An opinion article (in English) about Covid-19 stimulus measures and the necessity to safeguard nature to reduce the risk of future pandemics
By IPBES members, this article underlines the role of human activity in the emergence of the Covid-19 pandemic (“Pandemics, are caused by activities that bring increasing numbers of people into direct contact and often conflict with the animals that carry these pathogens”). These activities are linked to deforestation, uncontrolled expansion of agriculture, infrastructure development and the exploitation of wild species.

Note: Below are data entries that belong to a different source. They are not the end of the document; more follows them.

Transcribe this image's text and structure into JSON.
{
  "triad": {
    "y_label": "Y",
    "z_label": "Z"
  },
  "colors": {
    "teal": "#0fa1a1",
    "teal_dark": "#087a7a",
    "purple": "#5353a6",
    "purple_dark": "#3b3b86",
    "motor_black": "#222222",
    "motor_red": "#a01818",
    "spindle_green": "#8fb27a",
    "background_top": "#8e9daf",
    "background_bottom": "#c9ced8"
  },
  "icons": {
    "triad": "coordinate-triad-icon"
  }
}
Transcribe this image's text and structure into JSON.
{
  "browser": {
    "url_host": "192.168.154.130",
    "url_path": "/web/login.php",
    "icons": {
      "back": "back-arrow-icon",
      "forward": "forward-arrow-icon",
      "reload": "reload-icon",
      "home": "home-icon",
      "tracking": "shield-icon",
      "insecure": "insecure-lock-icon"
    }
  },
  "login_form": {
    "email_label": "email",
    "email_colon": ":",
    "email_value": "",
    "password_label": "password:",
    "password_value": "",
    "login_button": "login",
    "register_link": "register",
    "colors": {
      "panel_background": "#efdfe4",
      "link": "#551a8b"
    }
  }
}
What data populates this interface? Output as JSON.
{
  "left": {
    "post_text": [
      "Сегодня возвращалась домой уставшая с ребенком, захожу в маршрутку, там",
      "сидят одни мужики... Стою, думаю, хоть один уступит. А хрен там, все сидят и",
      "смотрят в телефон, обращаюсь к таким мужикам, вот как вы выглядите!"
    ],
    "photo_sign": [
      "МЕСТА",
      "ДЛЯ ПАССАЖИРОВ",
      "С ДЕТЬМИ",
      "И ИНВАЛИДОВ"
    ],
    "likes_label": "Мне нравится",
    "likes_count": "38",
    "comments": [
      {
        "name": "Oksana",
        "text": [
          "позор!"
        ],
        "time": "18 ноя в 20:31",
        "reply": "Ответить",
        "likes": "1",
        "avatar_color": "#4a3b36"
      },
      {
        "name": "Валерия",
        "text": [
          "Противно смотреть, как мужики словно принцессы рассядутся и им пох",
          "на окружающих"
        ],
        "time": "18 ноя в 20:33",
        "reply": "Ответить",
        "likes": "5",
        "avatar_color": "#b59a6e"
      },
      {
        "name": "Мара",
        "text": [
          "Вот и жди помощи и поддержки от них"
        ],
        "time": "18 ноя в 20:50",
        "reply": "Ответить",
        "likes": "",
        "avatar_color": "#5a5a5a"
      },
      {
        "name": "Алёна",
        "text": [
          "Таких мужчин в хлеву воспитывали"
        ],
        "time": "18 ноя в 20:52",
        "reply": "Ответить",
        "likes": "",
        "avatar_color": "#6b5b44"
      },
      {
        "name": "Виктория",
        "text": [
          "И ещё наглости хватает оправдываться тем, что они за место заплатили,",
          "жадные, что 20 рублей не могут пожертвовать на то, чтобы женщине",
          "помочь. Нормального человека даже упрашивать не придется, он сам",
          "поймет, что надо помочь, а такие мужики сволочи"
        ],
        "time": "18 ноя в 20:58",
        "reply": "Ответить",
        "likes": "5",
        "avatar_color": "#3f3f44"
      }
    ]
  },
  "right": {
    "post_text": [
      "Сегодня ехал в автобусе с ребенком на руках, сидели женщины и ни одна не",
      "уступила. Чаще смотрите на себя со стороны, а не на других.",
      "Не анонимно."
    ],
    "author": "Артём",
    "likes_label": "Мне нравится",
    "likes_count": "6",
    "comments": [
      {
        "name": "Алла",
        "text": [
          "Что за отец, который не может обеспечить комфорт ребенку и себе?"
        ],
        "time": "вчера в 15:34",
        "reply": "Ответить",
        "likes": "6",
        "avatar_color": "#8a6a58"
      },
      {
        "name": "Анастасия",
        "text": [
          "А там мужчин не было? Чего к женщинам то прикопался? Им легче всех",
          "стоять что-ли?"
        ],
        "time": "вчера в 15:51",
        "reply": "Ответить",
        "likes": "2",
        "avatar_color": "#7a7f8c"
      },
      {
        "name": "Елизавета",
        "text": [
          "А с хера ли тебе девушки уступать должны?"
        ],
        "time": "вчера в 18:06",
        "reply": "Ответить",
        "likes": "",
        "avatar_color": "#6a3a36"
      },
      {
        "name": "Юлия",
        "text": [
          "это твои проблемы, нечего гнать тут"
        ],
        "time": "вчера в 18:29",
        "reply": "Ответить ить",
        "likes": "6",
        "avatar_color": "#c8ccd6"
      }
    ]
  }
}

Because future pandemics are likely to happen more frequently and spread more rapidly, and in line with its Global Assessment Report published in 2019, the IPBES underlines that three important considerations should be central to the economic stimulus plans already being implemented:
(i) Ensuring the strengthening and enforcement of environmental regulations;
(ii) Adopting a “One Health” approach at all levels of decision-making (i.e. recognition of the interconnections between the health of people, animals, plants and their shared environment);
(iii) A properly funded health system.
An opinion article (in English) about the need to respect planetary boundaries and the resilience imperative
By Johan Rockström and Ottmar Edenhofer, this article underlines that the 21st century will likely be characterized by “speed, scale, connectivity and surprise” with climate change, mass extinctions and global pandemics. This is why today’s stimulus plans must, according to these ecological economists (who developed the “planetary boundaries” framework explained here by Policy Shift), promote long term economic resilience through effective governance of the global commons. According to the article, three reforms are essential :
(i) A green recovery plan - with an increase in carbon prices so as not to lock in a high-carbon economy; long term maturity bonds; and design of supply chains based on geographical diversification;
(ii) Generating human prosperity within planetary boundaries, by adopting science-based targets (beyond avoiding global warming);
(iii) Strengthen the governance of humanity’s global commons, by increasing the capacity of institutions such as the World Health Organization and the UN Environment Program.